La voz de Charlotte, quien se encontraba frente al escaparate de la tienda contigua, llamó la atención de la niña que se acercó con sus cortos pasos a la mujer de rojo.
Cogió a Ileana del brazo arrastrándola hacia el interior de la tienda, mientras la niña sobresaltada observaba como sus otras dos hermanas, sin darse cuenta de la euforia de Charlotte, continuaban caminando por la acera.
Ya dentro, Ileana se calmó al notar la tranquilidad con la que su hermana se movía por entre las estanterías buscando esos brillantes accesorios que encendieron la codicia de la mujer. Observándola a un costado de la puerta, Ileana también pudo admirar el lugar completo. Una tienda espaciosa de iluminación moderada y de dos pisos, estanterías repletas de libros, cofres, muñecos, muebles, plumas, relojes, etc. No se trataba de una joyería, sino más bien, de una tienda de antigüedades, con ese indescriptible aroma seco.

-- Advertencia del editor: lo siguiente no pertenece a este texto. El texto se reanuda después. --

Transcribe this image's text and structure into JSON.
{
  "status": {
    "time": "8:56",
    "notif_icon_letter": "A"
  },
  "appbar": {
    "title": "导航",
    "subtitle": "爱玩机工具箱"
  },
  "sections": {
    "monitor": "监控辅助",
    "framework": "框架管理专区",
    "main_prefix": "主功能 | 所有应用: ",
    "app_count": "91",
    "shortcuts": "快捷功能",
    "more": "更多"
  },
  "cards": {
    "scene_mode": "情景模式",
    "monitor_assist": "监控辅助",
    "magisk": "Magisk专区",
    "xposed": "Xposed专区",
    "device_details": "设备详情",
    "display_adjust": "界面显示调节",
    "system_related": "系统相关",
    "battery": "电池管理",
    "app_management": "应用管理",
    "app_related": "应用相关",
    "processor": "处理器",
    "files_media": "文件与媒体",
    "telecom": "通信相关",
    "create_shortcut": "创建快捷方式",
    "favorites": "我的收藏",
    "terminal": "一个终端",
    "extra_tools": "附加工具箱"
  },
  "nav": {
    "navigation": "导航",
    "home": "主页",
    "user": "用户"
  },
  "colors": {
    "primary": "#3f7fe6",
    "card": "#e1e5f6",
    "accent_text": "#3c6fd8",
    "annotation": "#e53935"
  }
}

Para Ileana era la tienda más maravillosa que pudo haber visto. Un salón amplio lleno de tesoros, brillantes y curiosos., hermosos.
Pasaba sus finos dedos por sobre los objetos cercanos mientras caminaba olvidándose por completo de Charlotte. Sus ojos mostraban una fascinación deslumbrante, y sus labios se entreabrían por la sorpresiva frialdad de los cofres color dorado y la suavidad de las plumas junto a la tinta. El peso de sus botas resonaba en el piso de madera, provocando un cálido sonido en el casi silencioso lugar. Su cabeza iba de arriba hacia abajo, y de un lado al otro. Los estantes era tan enormes que parecían tragarse a la niña cada vez que camina entre ellos.
Entre los vaivenes de su mirada, una carpeta desgastada llamó su atención. Se detuvo frente a esta y extendiendo su frágil brazo, trató de alcanzarlo con sumo esfuerzo, pero ni siquiera cuando la única parte de sus pies que tocaba el suelo eran las puntas, lo lograba.
Jadeaba del esfuerzo inútil y fruncía el ceño de la frustración, aún así, las yemas de sus dedos no pudieron disfrutar del tacto que tanto deseaban.